Rajani Sinha, Chief Economist and National Director at Knight Frank India, says residential property investors secured rental yield of around 2 per cent per annum and capital appreciation in the range of 0-5 per cent across the top 8 cities.
Demand for warehouses also remained high and office spaces also saw demand as the pandemic ebbed. “In case of commercial office space, investment in high quality assets would have yielded rental yield of 7-8 per cent per annum. In terms of capital values, investors would have witnessed a decline in the initial part of the year during the Covid second wave and stability later on as office demand improved during the last quarter of the year,” Sinha says.
Equity: Massive crash then a record run
For equities, the bumper returns continued for another year, though a late profit booking due to the third wave of the virus and rising inflation meant gains tapered.

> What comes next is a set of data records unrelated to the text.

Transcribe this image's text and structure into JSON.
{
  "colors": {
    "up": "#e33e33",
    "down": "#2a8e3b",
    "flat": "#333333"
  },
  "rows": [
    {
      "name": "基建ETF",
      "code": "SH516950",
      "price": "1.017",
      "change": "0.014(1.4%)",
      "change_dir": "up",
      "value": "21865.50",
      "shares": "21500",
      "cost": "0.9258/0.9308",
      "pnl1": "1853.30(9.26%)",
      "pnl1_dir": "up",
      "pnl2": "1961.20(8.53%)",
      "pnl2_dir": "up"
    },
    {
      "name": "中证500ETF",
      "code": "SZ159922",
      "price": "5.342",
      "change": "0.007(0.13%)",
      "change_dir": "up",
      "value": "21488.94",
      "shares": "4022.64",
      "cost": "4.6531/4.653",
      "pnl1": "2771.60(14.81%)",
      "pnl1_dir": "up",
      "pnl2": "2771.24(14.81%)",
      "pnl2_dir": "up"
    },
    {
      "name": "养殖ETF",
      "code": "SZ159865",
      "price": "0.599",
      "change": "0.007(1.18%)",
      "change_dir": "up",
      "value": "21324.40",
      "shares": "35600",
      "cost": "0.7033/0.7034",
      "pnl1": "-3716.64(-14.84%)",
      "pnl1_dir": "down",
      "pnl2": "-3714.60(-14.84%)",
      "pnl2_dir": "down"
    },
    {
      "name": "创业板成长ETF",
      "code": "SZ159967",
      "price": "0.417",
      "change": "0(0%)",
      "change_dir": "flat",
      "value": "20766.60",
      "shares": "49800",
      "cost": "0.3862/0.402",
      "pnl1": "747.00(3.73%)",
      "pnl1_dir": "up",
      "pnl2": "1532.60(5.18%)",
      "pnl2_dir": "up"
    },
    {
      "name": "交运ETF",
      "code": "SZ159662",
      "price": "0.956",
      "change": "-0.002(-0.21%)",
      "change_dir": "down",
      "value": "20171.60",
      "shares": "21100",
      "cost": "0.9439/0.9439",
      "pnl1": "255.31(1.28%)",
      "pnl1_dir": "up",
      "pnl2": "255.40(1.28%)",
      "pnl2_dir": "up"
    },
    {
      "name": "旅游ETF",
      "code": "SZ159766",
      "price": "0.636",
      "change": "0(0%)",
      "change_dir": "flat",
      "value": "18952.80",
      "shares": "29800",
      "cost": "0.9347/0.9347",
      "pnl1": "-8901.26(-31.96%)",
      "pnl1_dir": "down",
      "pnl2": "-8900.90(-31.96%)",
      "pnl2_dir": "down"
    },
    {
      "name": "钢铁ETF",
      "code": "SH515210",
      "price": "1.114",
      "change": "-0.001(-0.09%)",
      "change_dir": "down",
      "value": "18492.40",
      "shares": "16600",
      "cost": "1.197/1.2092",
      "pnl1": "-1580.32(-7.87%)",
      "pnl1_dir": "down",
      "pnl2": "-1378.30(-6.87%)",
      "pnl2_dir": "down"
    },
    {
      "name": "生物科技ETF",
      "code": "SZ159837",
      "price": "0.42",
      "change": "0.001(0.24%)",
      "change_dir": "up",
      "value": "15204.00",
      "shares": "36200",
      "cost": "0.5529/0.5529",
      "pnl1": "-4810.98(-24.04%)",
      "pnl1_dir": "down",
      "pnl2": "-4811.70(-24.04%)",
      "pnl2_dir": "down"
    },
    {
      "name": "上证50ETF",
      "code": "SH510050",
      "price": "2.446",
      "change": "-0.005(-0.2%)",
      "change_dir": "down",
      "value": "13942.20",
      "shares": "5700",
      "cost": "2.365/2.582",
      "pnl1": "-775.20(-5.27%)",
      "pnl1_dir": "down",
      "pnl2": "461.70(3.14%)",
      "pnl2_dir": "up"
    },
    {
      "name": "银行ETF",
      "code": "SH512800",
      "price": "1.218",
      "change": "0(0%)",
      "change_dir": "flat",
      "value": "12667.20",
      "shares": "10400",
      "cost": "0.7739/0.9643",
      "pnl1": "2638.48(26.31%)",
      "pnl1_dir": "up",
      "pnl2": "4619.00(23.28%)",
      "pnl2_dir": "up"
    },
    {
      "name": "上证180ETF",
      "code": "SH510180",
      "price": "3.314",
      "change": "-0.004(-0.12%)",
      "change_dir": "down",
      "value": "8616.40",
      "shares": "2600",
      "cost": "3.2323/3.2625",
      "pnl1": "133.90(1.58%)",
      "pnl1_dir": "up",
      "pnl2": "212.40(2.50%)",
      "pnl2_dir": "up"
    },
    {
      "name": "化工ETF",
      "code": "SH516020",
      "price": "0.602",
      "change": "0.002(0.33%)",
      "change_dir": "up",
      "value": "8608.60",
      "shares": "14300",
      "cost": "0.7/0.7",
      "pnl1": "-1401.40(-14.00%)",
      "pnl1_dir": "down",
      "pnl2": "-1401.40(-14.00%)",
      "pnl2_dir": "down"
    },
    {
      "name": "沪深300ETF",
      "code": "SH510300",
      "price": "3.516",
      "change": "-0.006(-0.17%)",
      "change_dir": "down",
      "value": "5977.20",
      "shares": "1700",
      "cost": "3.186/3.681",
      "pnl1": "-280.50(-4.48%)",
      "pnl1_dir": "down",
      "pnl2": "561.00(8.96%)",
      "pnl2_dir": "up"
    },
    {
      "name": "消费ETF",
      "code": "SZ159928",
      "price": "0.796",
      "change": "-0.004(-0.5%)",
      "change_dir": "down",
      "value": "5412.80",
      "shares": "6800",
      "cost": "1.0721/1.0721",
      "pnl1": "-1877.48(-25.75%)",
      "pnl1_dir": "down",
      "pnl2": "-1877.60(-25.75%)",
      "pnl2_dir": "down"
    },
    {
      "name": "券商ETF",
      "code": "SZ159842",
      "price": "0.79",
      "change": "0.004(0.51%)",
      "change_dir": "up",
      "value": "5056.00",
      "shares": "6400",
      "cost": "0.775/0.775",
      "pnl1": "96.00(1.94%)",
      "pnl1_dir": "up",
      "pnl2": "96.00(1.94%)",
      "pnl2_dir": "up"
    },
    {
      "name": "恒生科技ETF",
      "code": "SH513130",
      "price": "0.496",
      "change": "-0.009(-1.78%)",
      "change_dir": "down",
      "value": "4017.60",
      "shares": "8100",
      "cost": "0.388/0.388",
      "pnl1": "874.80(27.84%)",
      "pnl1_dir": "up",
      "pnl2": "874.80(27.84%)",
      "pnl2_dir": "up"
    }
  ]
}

Nonetheless, 2021 was rewarding in a big way for equity investors. The 30-share benchmark Sensex soared past the momentous 50,000 and 60,000 levels this year, after the pandemic-triggered crash in March 2020.
With concerns over rich valuations easing a bit, the Street is fairly positive on 2022 returns. Some brokerages are projecting a Sensex target of 72,000 and a corresponding Nifty target of 21,000. The bullish targets suggest 23-26 per cent potential upside for the market indices in calendar year 2022.
In a survey done by ETMarkets, the most bullish analyst was Amar Ambani, Senior President and Head-Institutional Equities at YES Securities. He has forecast Sensex at 72,000 and Nifty 21,000. The lowest targets were spelled out by Vinod Nair, Head of Research at Geojit Financial Services. He saw Sensex at 58,800 and Nifty at 17,500, respectively.
Mutual funds: Thematic schemes lead
As equities were booming, most mutual fund schemes gave good returns in 2021, with some of them returning up to 90 per cent year-to-date. The top five funds of the year were Quant Small Cap Fund, Quant Infrastructure Fund, L&T Emerging Businesses Fund, Principal Small Cap Fund and ICICI Prudential Technology — a mix of smallcap and sectoral funds — delivering 76-90 per cent returns.
In the debt fund category, credit risk and high risk funds shone in a low interest rate environment. UTI Credit Risk Fund, Baroda Credit Risk Fund Plan B, Nippon India Strategic Debt Fund, IDBI Credit Risk Fund and Franklin India Low Duration were the top five performing debt funds, delivering 17-23 per cent.